19. Levando em linha de conta as alterações substanciais introduzidas no novo contrato de arrendamento, ainda que as partes não houvessem expressamente revogado, por mútuo consenso, o primeiro contrato, sempre se afiguraria bastante discutível concluir no sentido da continuidade da relação contratual anterior.
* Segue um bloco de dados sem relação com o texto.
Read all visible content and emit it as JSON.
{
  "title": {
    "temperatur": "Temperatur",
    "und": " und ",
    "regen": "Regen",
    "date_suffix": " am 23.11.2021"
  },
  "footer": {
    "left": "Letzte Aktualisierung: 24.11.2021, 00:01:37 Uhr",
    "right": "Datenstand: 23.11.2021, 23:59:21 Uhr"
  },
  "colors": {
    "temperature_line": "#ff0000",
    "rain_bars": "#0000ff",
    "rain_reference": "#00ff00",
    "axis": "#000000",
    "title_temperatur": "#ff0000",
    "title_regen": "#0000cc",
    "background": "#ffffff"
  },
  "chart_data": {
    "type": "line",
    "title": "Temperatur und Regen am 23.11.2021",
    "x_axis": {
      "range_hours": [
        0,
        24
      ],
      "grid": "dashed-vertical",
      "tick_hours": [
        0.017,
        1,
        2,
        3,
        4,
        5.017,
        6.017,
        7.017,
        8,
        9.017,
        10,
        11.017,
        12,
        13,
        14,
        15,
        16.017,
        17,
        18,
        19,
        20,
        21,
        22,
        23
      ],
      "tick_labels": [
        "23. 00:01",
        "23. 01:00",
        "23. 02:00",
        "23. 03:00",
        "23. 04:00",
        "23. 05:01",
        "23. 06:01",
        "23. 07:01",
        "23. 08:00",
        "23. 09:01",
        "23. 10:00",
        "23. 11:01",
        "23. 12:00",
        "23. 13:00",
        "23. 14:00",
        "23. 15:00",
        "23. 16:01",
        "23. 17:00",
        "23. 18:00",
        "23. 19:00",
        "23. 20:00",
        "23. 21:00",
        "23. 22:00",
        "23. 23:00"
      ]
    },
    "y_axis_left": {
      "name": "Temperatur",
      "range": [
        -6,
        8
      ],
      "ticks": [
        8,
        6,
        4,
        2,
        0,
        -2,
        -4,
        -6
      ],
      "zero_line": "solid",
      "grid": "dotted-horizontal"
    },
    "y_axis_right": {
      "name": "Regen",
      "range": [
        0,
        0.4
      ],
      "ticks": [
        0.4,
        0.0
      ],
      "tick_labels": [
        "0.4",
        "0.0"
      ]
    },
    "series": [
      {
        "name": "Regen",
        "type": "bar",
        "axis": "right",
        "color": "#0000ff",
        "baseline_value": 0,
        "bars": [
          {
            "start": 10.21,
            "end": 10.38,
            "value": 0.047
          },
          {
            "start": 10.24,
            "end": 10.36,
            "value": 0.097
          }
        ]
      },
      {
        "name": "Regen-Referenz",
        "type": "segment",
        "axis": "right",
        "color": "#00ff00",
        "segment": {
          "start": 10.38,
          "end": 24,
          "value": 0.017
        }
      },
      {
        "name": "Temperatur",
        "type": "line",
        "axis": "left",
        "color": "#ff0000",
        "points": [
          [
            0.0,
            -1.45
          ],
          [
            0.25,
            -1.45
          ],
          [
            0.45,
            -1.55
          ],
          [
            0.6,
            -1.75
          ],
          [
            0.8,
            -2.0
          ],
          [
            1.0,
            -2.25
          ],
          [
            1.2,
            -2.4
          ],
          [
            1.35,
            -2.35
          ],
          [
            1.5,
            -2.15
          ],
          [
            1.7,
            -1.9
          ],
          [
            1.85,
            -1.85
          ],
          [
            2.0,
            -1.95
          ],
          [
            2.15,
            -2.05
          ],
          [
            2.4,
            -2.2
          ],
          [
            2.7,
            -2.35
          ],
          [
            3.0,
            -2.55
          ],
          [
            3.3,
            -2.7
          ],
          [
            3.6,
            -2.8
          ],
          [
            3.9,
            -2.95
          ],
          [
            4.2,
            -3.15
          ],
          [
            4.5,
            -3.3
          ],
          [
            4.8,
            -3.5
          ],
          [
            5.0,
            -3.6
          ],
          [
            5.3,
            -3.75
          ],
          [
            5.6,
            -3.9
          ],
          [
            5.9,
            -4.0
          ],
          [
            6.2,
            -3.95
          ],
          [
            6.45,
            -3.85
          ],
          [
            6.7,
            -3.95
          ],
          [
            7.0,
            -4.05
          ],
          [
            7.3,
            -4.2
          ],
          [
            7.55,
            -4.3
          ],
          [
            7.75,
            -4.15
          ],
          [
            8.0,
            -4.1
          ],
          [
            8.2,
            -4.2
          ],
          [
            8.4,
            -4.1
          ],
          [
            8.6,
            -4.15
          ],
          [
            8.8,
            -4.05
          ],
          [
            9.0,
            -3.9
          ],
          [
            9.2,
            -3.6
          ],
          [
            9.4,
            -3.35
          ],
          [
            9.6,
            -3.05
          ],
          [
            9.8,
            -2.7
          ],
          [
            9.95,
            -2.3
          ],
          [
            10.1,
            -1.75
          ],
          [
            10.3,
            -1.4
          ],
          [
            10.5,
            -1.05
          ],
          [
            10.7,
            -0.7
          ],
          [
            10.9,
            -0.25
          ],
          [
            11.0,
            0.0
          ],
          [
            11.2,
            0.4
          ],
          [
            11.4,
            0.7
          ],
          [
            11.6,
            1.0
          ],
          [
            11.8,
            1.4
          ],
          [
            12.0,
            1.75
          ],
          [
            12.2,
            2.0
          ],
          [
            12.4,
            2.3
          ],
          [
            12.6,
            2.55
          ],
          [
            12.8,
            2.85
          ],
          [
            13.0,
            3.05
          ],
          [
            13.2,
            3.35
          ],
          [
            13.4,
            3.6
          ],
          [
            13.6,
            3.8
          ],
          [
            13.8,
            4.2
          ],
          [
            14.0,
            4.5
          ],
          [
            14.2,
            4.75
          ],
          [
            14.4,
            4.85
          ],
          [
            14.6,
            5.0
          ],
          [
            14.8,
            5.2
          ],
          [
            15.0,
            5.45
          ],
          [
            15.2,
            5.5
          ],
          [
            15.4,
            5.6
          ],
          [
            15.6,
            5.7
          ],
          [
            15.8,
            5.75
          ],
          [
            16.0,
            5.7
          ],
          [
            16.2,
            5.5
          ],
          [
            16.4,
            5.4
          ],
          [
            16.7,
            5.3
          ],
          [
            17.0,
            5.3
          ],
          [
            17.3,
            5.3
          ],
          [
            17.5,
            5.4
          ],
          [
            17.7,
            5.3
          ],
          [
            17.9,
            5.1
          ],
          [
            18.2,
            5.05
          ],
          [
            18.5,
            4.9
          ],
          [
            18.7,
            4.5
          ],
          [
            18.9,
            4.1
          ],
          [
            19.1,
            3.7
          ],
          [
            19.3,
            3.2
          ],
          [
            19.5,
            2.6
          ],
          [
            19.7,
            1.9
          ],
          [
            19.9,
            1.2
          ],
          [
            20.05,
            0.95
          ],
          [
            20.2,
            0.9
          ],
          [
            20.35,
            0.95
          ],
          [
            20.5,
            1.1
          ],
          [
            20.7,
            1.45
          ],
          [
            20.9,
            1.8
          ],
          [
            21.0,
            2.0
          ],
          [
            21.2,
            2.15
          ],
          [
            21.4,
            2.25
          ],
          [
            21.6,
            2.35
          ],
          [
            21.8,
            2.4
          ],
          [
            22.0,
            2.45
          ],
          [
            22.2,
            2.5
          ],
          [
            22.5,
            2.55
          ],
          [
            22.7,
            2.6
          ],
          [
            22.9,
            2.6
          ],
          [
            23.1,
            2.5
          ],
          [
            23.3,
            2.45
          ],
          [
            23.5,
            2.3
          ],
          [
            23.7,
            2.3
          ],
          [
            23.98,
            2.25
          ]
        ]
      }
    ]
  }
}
É que, em geral, no silêncio das partes quanto à manutenção do contrato originário, no caso de as alterações não se limitarem a elementos acessórios, entende-se que as partes extinguiram o contrato primitivo e celebraram um novo contrato.

20. A relação jurídica relevante constituiu-se, pois, a 17 de fevereiro de 2016, pois aquela constituída a 19 de abril de 2012 extinguiu-se com a revogação  expressa – sem qualquer reserva - do contrato que a criou que, de resto deixou de produzir quaisquer efeitos jurídicos, por vontade das partes, desde 30 de novembro de 2015. Por isso, em janeiro de 2017, a relação de arrendamento não durava há mais de três anos, razão pela qual a Autora não é titular do direito de preferência.

21. Tendo sido revogado, o contrato de arrendamento celebrado a 19 de abril de 2012 deixou de produzir quaisquer efeitos, extinguindo-se - não rigorosamente ex nunc,  uma vez que os efeitos do novo contrato foram reportados a 1 de dezembro de 2015 - todos os direitos e obrigações das partes, incluindo o direito (abstrato) de preferência do arrendatário que se tenha constituído com base nessa relação contratual, sem prejuízo de o arrendatário vir a ser titular de novo direito de preferência com base na nova relação locatícia, iniciada a 1 de dezembro de 2015. O primeiro contrato deixou de ser pressuposto do direito legal de preferência, não podendo subsumir-se à facti-species do art. 1091.º, n.º 1, al. a), do CC, para desencadear a consequência jurídica fixada na respetiva estatuição.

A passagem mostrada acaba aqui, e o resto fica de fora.